In short, I have to say that the thing with which I least agree in Doctor Zhivago is that it is the story of Doctor Zhivago, in other words that it can form part of that vast sector of contemporary narrative called the intellectual biography. I am not speaking so much about the explicit autobiography, whose importance is far from diminished, but of those professions of faith in narrative form which have at their centre a character who is a spokesman for a particular philosophy or poetics.

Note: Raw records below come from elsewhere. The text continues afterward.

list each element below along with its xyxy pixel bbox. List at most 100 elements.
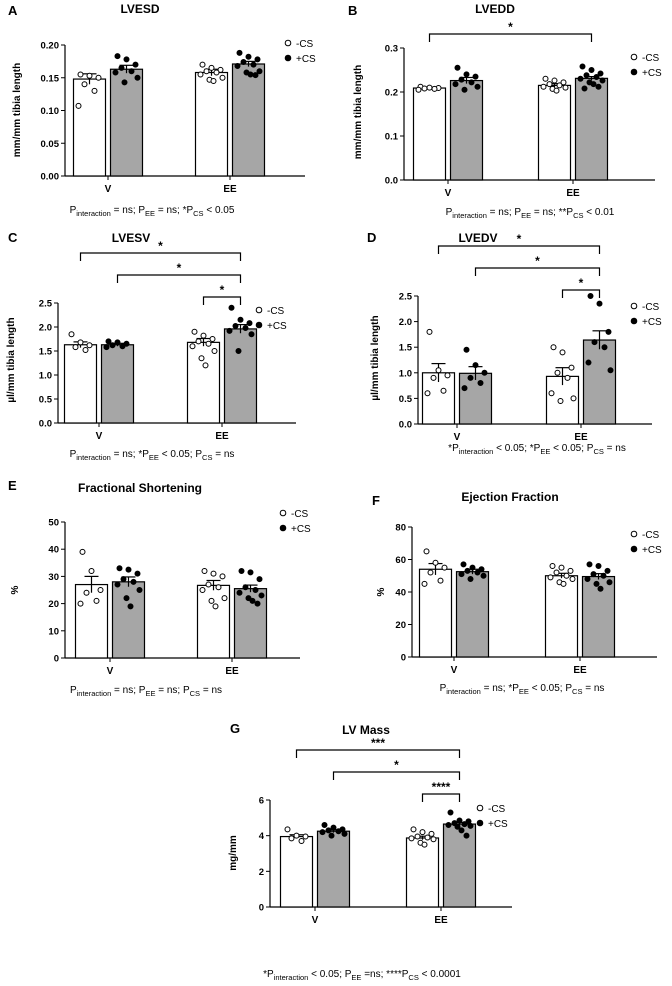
- footnote-text: = ns; **P: [531, 207, 573, 218]
- y-axis-label: mm/mm tibia length: [12, 63, 23, 157]
- significance-bracket: [421, 793, 461, 802]
- data-point: [567, 567, 574, 574]
- footnote-text: < 0.05; P: [308, 969, 351, 980]
- data-point: [208, 597, 215, 604]
- data-point: [444, 372, 451, 379]
- footnote-text: < 0.05; P: [159, 449, 202, 460]
- bar: [223, 328, 258, 424]
- data-point: [121, 79, 128, 86]
- significance-label: *: [517, 232, 522, 246]
- data-point: [114, 53, 121, 60]
- data-point: [252, 587, 259, 593]
- data-point: [553, 87, 560, 94]
- y-axis-label: µl/mm tibia length: [6, 317, 17, 402]
- data-point: [596, 300, 603, 307]
- legend-marker: [279, 524, 287, 532]
- y-tick-label: 0.5: [399, 394, 413, 405]
- significance-label: *: [394, 758, 399, 772]
- legend: -CS +CS: [476, 804, 508, 830]
- data-point: [599, 77, 606, 84]
- data-point: [330, 824, 337, 831]
- data-point: [604, 567, 611, 574]
- data-point: [199, 587, 206, 593]
- significance-label: *: [158, 239, 163, 253]
- data-point: [463, 832, 470, 839]
- data-point: [549, 563, 556, 569]
- chart-title: Ejection Fraction: [461, 490, 558, 504]
- y-tick-label: 60: [395, 555, 406, 566]
- data-point: [601, 344, 608, 351]
- bar: [74, 583, 109, 659]
- data-point: [219, 74, 226, 81]
- data-point: [325, 827, 332, 834]
- data-point: [86, 72, 93, 79]
- legend: -CS +CS: [630, 530, 662, 556]
- footnote-subscript: EE: [351, 973, 361, 982]
- footnote-text: < 0.05; P: [550, 443, 593, 454]
- data-point: [247, 569, 254, 576]
- data-point: [215, 584, 222, 591]
- data-point: [83, 589, 90, 596]
- data-point: [213, 69, 220, 76]
- data-point: [408, 835, 415, 842]
- data-point: [591, 339, 598, 346]
- bar: [449, 79, 484, 181]
- data-point: [246, 320, 253, 327]
- data-point: [421, 580, 428, 587]
- data-point: [410, 826, 417, 833]
- data-point: [242, 324, 249, 331]
- data-point: [472, 362, 479, 369]
- footnote-text: < 0.05; *P: [493, 443, 540, 454]
- data-point: [302, 833, 309, 840]
- data-point: [560, 580, 567, 587]
- panel-d: D LVEDV 0.0 0.5 1.0 1.5 2.0 2.5 V EE µl/mm tibia l…: [367, 230, 662, 456]
- legend-label: +CS: [642, 68, 662, 79]
- y-axis-label: %: [10, 585, 21, 594]
- legend-marker: [630, 53, 638, 61]
- stats-footnote: *Pinteraction < 0.05; *PEE < 0.05; PCS =…: [448, 443, 626, 456]
- data-point: [234, 62, 241, 69]
- data-point: [245, 595, 252, 602]
- footnote-text: = ns; P: [111, 685, 146, 696]
- footnote-subscript: interaction: [76, 209, 111, 218]
- data-point: [119, 343, 126, 350]
- footnote-subscript: EE: [145, 689, 155, 698]
- y-tick-label: 10: [48, 626, 59, 637]
- legend-label: +CS: [291, 524, 311, 535]
- data-point: [79, 548, 86, 555]
- y-tick-label: 0.15: [41, 73, 60, 84]
- data-point: [205, 340, 212, 347]
- panel-label: D: [367, 230, 376, 245]
- legend-label: +CS: [296, 54, 316, 65]
- y-tick-label: 0: [259, 903, 264, 914]
- data-point: [288, 835, 295, 842]
- panel-label: A: [8, 3, 18, 18]
- footnote-text: =ns; ****P: [361, 969, 408, 980]
- footnote-subscript: interaction: [459, 447, 494, 456]
- bar: [455, 571, 490, 658]
- data-point: [254, 600, 261, 607]
- chart-title: LV Mass: [342, 723, 390, 737]
- x-tick-label: V: [445, 188, 452, 199]
- legend-label: -CS: [642, 53, 660, 64]
- significance-label: *: [508, 20, 513, 34]
- data-point: [464, 567, 471, 574]
- data-point: [328, 832, 335, 839]
- data-point: [474, 83, 481, 90]
- footnote-subscript: CS: [190, 689, 200, 698]
- data-point: [88, 567, 95, 574]
- y-axis-label: mm/mm tibia length: [353, 65, 364, 159]
- data-point: [252, 72, 259, 79]
- data-point: [421, 85, 428, 92]
- data-point: [321, 821, 328, 828]
- panel-label: G: [230, 721, 240, 736]
- y-tick-label: 1.0: [399, 368, 412, 379]
- data-point: [341, 830, 348, 837]
- data-point: [546, 81, 553, 88]
- footnote-subscript: CS: [408, 973, 418, 982]
- data-point: [467, 374, 474, 381]
- bar: [63, 344, 98, 424]
- legend-marker: [476, 804, 484, 812]
- data-point: [136, 587, 143, 593]
- data-point: [590, 571, 597, 578]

Who is this Zhivago? Pasternak is convinced that he is a person of boundless fascination and spiritual authority, but in fact the reasons we like him are all to be found in his status as an average man. It is his discretion and mildness, his always sitting, as it were, on the edge of his chair, the fact that he always lets himself be persuaded by externals, and be overcome by love bit by bit.13 Instead, the halo of sanctity that Pasternak at a certain point wants him to wear weighs heavily on him; we readers are asked to worship Zhivago, which we cannot do, since we do not share his ideas or choices, and this ends up by undermining even that all too human sympathy which we feel for the character.
The story of another life runs through the novel from beginning to end: that of a woman, who appears to us as a rounded, distinct character (even though she says very little about herself, and her story is narrated more from the outside than from within) in the terrible events we see her live through, in the resolution which she draws from them, in the sweetness that she manages to spread around her. This is Lara, Larisa: she is the great character of the book. We find that by shifting the axis of our reading so that Lara’s story, not Zhivago’s, remains at the novel’s centre, we place Doctor Zhivago in the full light of its literary and historical significance, reducing to secondary ramifications its imbalances and digressions.